Затрагивая тему авторского права, Хелприн допускает две распространенные ошибки. Во-первых, он полагает, что все, кто требует пересмотра современных законов об авторском праве и хочет смягчить контроль над интеллектуальной собственностью, заинтересованы в отмене всех законов о копирайте. «И хотя они говорят, что стремятся к упрощению доступа, возрождению неизвестных произведений и снижению расходов, – пишет он, – противники копирайта считают все это, прежде всего, полезными дополнениями к своей аргументации. Сама же она построена на стремлении упразднить любые формы интеллектуальной собственности» (Helprin, 2009: 160). Он подкрепляет свои слова двумя цитатами из одного источника – блога, посвященного проблемам авторского права. Некоторые противники нынешней системы копирайта действительно выступают за отмену соответствующих законов, но многие стараются найти разумные и прогрессивные методы их применения, хотят, чтобы власти перестали принимать законы, продвигаемые крупными медиакомпаниями.

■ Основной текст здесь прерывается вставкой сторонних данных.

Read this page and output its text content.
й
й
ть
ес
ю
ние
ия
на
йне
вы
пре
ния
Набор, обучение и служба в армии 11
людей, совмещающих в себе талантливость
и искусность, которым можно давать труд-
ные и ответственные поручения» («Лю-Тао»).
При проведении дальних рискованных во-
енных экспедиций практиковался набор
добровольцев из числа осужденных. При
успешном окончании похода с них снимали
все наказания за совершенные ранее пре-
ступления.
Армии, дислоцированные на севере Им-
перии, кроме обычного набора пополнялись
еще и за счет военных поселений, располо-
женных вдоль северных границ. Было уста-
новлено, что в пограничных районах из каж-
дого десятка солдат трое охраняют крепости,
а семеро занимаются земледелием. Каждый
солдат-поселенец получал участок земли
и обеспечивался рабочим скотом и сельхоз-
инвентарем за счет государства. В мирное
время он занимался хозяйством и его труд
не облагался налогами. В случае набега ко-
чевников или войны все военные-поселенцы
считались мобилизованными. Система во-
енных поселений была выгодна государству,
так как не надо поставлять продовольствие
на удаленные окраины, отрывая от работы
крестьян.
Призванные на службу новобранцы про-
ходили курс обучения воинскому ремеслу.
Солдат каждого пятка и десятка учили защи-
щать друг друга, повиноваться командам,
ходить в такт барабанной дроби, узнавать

Во-вторых, Хелприн заблуждается, когда путает свободно распространяемый и бесплатный контент. «Откуда у пользователя нежелание платить за музыку или телешоу, которые он загружает в свой iPhone? Почему контент должен быть бесплатным?» (Helprin, 2009: 201). Разумеется, между свободой от контроля и свободой от оплаты есть большая разница. Когда сторонники ревизии копирайта, такие как Лоуренс Лессиг и Крис Андерсон из журнала Wired, пишут книги с названием «Свободная культура» и «Бесплатно: будущее радикальной цены», кажется, что они хотят сделать всю интеллектуальную собственность бесплатной. Это не так, поскольку оба упомянутых заголовка предполагают разное понимание слова free, ни одно из которых не соответствует абсолютистским идеям Хелприна о бесплатной интеллектуальной собственности без потенциальной прибыли.